O diretor explica que a escolha do carro - quase um personagem no filme - foi tão importante quanto a do elenco. Uma escolha curiosa, já que o automóvel vermelho tem uma cor extrovertida, enquanto o personagem que o dirige é o oposto.
“Sempre ouvi que diretores, quando estão fazendo testes para elenco, costumam dizer: 'finalmente encontrei o ator que estava procurando'. Meu encontro com este carro foi muito parecido. Originalmente, estava procurando por um SAAB 900 amarelo, conforme a história original (o longa é baseado na literatura de Haruki Murakami). Acabamos usando o carro do coordenador encarregado de encontrar o automóvel. Lembro como o carro se destacava na paisagem, como ele era legal. Aí descobri que ele era um SAAB 900, justamente o que estávamos procurando. Nosso colega ainda dirige".
O diretor explica também o equilíbrio entre tragédia e beleza que vemos no filme. "Tragédia e beleza não são, necessariamente, duas coisas diferentes. No caso de perder alguém que você ama, você pode ter sido a causa. Com certeza é uma tragédia. Para superar, é preciso aceitar isto. Aceitar é triste, difícil e trágico. Também é algo bonito ver a beleza humana capaz de superar aquilo. Superar uma tragédia leva ao surgimento de algo belo", acredita.
Chama a atenção no filme as cenas em que não há diálogo, em que se destaca apenas a expressão no rosto dos atores. "Se a plateia pode sentir algo, mesmo que os atores estejam em silêncio, é porque os intérpretes estão sentindo algo quando atuam".
Para Ryusuke Hamaguchi, os atores não estão apenas seguindo instruções, mas sim vivendo a experiência do personagem. "Sei o quanto isto é difícil. Uma das coisas que faço para ajudar os atores é escrever um perfil dos personagens. Ao fazer uma encenação do perfil, o que está no papel deixa de ser apenas um conjunto de ideias e se torna memória e experiências. Quando estão em silêncio numa cena, os atores têm esta referência para guiar a interpretação", explica o cineasta.
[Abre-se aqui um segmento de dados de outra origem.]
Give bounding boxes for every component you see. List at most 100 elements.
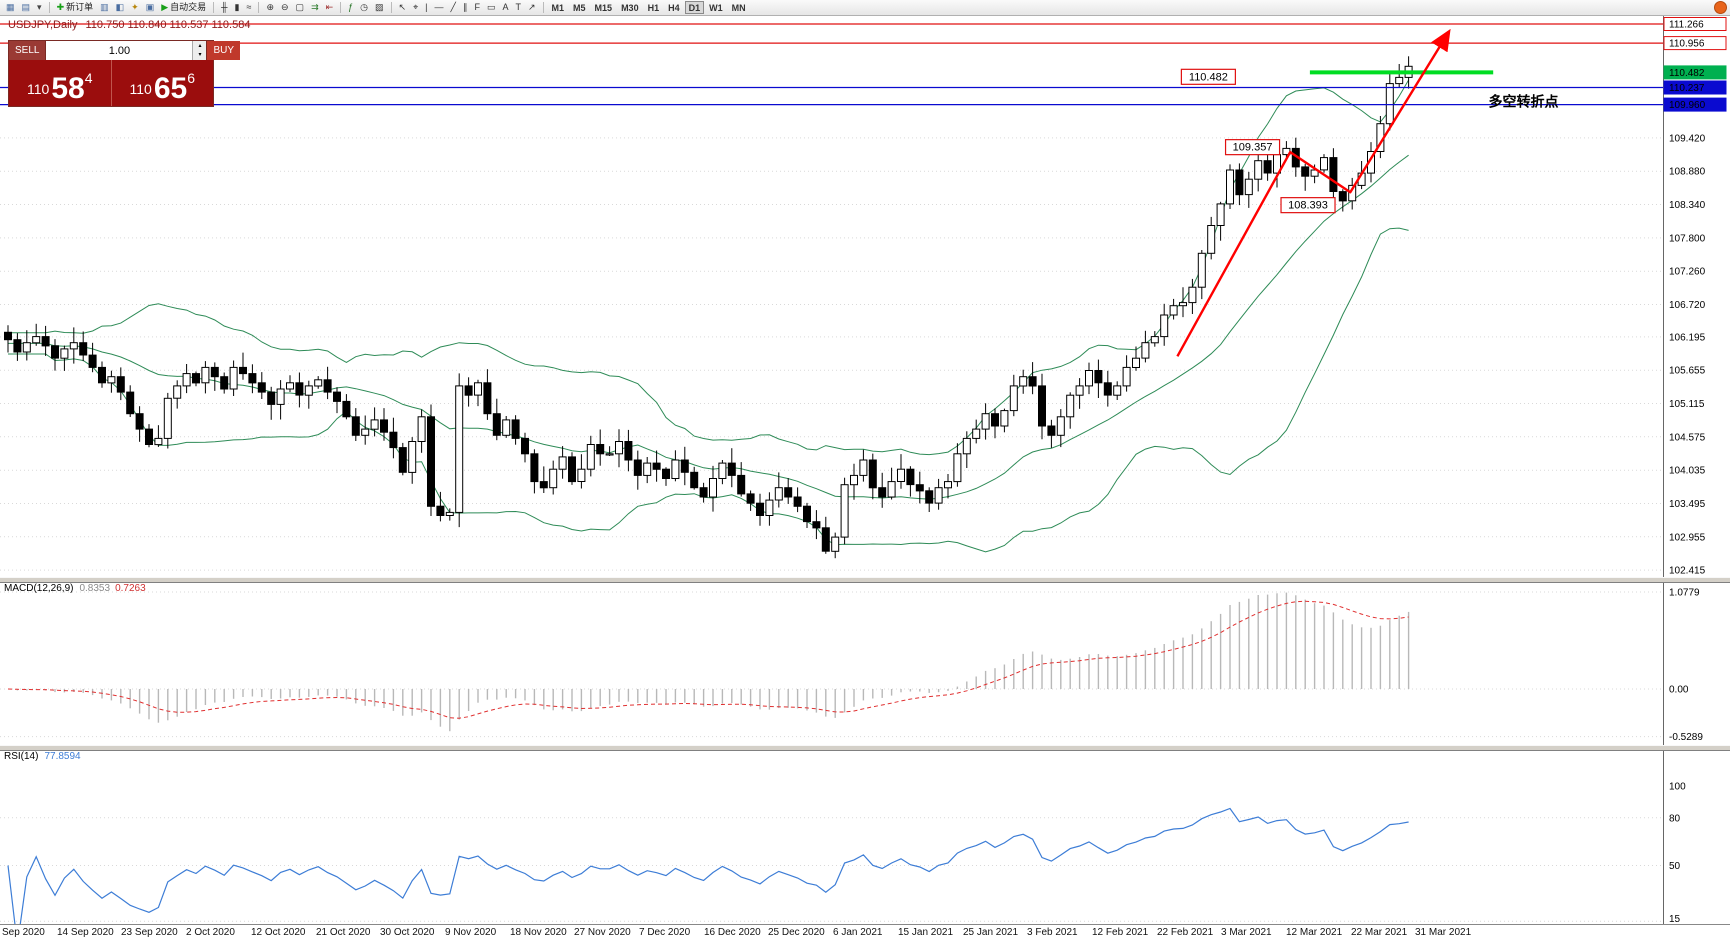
- bar-chart-button[interactable]: ╫: [218, 1, 230, 15]
- rsi-name: RSI(14): [4, 751, 39, 762]
- data-window-button[interactable]: ◧: [113, 1, 128, 15]
- sell-price-base: 110: [27, 81, 50, 97]
- time-axis-label: 12 Feb 2021: [1092, 927, 1149, 938]
- cursor-button[interactable]: ↖: [396, 1, 410, 15]
- svg-text:110.237: 110.237: [1669, 83, 1705, 94]
- volume-down-button[interactable]: ▾: [193, 50, 207, 60]
- candle: [201, 361, 210, 394]
- timeframe-w1-button[interactable]: W1: [705, 1, 727, 14]
- time-axis[interactable]: Sep 2020 14 Sep 2020 23 Sep 2020 2 Oct 2020…: [0, 924, 1730, 939]
- rsi-axis-label: 15: [1669, 914, 1681, 924]
- timeframe-d1-button[interactable]: D1: [684, 1, 705, 14]
- timeframe-h1-button[interactable]: H1: [644, 1, 664, 14]
- candle: [1000, 408, 1009, 433]
- templates-button[interactable]: ▨: [372, 1, 387, 15]
- buy-price-panel[interactable]: 110 65 6: [112, 60, 214, 106]
- trend-arrow[interactable]: [1176, 28, 1451, 357]
- trendline-button[interactable]: ╱: [448, 1, 459, 15]
- vertical-line-button[interactable]: |: [422, 1, 430, 15]
- candle: [746, 490, 755, 511]
- indicators-button[interactable]: ƒ: [345, 1, 356, 15]
- price-tag[interactable]: 108.393: [1280, 197, 1336, 214]
- macd-label: MACD(12,26,9) 0.8353 0.7263: [4, 583, 146, 594]
- candlestick-chart-button[interactable]: ▮: [232, 1, 243, 15]
- price-axis-label: 106.195: [1669, 332, 1706, 343]
- equidistant-channel-button[interactable]: ∥: [460, 1, 471, 15]
- new-chart-button[interactable]: ▦: [3, 1, 18, 15]
- new-order-button[interactable]: ✚ 新订单: [54, 1, 97, 15]
- chart-title: USDJPY,Daily 110.750 110.840 110.537 110.…: [8, 19, 250, 31]
- buy-button[interactable]: BUY: [206, 41, 241, 60]
- timeframe-m15-button[interactable]: M15: [591, 1, 617, 14]
- profiles-button[interactable]: ▤: [19, 1, 34, 15]
- price-axis-label: 104.035: [1669, 466, 1706, 477]
- text-button[interactable]: A: [499, 1, 511, 15]
- line-chart-button[interactable]: ≈: [244, 1, 255, 15]
- rsi-pane[interactable]: 100 80 50 15: [0, 749, 1730, 924]
- timeframe-mn-button[interactable]: MN: [728, 1, 750, 14]
- candle: [88, 342, 97, 373]
- candle: [624, 429, 633, 472]
- candle: [210, 362, 219, 391]
- zoom-in-button[interactable]: ⊕: [263, 1, 277, 15]
- pane-divider[interactable]: [0, 577, 1730, 583]
- news-indicator-icon[interactable]: [1714, 1, 1727, 14]
- auto-scroll-button[interactable]: ⇉: [308, 1, 322, 15]
- shapes-button[interactable]: ▭: [484, 1, 499, 15]
- candle: [220, 372, 229, 394]
- crosshair-button[interactable]: ⌖: [410, 1, 421, 15]
- macd-main-value: 0.8353: [79, 583, 111, 594]
- candle: [427, 404, 435, 516]
- profiles-dropdown-button[interactable]: ▾: [34, 1, 45, 15]
- pane-divider[interactable]: [0, 745, 1730, 751]
- price-tag[interactable]: 109.357: [1224, 139, 1281, 156]
- main-chart-pane[interactable]: 110.482 109.357 108.393 多空转折点 109.420 108.880…: [0, 16, 1730, 577]
- auto-scroll-icon: ⇉: [311, 2, 319, 12]
- svg-text:110.956: 110.956: [1669, 39, 1705, 50]
- candle: [577, 454, 586, 489]
- macd-pane[interactable]: 1.0779 0.00 -0.5289: [0, 581, 1730, 745]
- candle: [605, 446, 614, 456]
- volume-input[interactable]: [46, 41, 193, 60]
- volume-up-button[interactable]: ▴: [193, 41, 207, 51]
- candle: [192, 371, 200, 387]
- candle: [1075, 378, 1084, 409]
- auto-trading-button[interactable]: ▶ 自动交易: [158, 1, 209, 15]
- navigator-button[interactable]: ✦: [128, 1, 142, 15]
- sell-button[interactable]: SELL: [9, 41, 47, 60]
- price-axis-label: 108.340: [1669, 200, 1706, 211]
- candle: [1094, 359, 1103, 398]
- arrows-button[interactable]: ↗: [525, 1, 539, 15]
- candle: [812, 510, 821, 540]
- periods-button[interactable]: ◷: [357, 1, 371, 15]
- candle: [915, 471, 924, 504]
- timeframe-m5-button[interactable]: M5: [569, 1, 590, 14]
- candle: [1244, 171, 1253, 208]
- market-watch-button[interactable]: ▥: [97, 1, 112, 15]
- chart-shift-icon: ⇤: [325, 2, 334, 12]
- candle: [351, 408, 360, 441]
- timeframe-h4-button[interactable]: H4: [664, 1, 684, 14]
- candle: [962, 431, 971, 468]
- tile-windows-button[interactable]: ▢: [293, 1, 308, 15]
- buy-price-pip: 6: [187, 70, 195, 86]
- zoom-out-button[interactable]: ⊖: [278, 1, 292, 15]
- candle: [1197, 250, 1206, 300]
- candle: [1019, 369, 1028, 394]
- timeframe-m30-button[interactable]: M30: [617, 1, 643, 14]
- horizontal-line-button[interactable]: —: [432, 1, 447, 15]
- chart-shift-button[interactable]: ⇤: [323, 1, 337, 15]
- bollinger-band: [8, 227, 1409, 553]
- price-tag[interactable]: 110.482: [1180, 68, 1236, 85]
- sell-price-panel[interactable]: 110 58 4: [9, 60, 112, 106]
- candle: [116, 367, 125, 401]
- price-scale[interactable]: [1663, 16, 1730, 924]
- terminal-button[interactable]: ▣: [143, 1, 158, 15]
- candle: [126, 385, 135, 417]
- candle: [1066, 392, 1075, 429]
- fibonacci-button[interactable]: F: [471, 1, 483, 15]
- text-label-button[interactable]: T: [512, 1, 524, 15]
- timeframe-m1-button[interactable]: M1: [548, 1, 569, 14]
- terminal-icon: ▣: [145, 2, 155, 12]
- macd-signal-line: [7, 600, 1409, 719]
O cineasta tinha feito outra escolha curiosa. Embora seja um filme dramático, o diretor planejava usar uma música alegre na trilha sonora de "Drive My Car", mais precisamente uma faixa dos Beatles.
"Pedi ao produtor para usar a música, a resposta foi que não seria possível. Não sei o quanto foi negociado. O final do filme fica em aberto. Adoro a música, embora não entenda a letra completamente, mas achava que a composição seria perfeita para o desfecho. Acabei usando outra música e tudo ficou bem", complementa o diretor.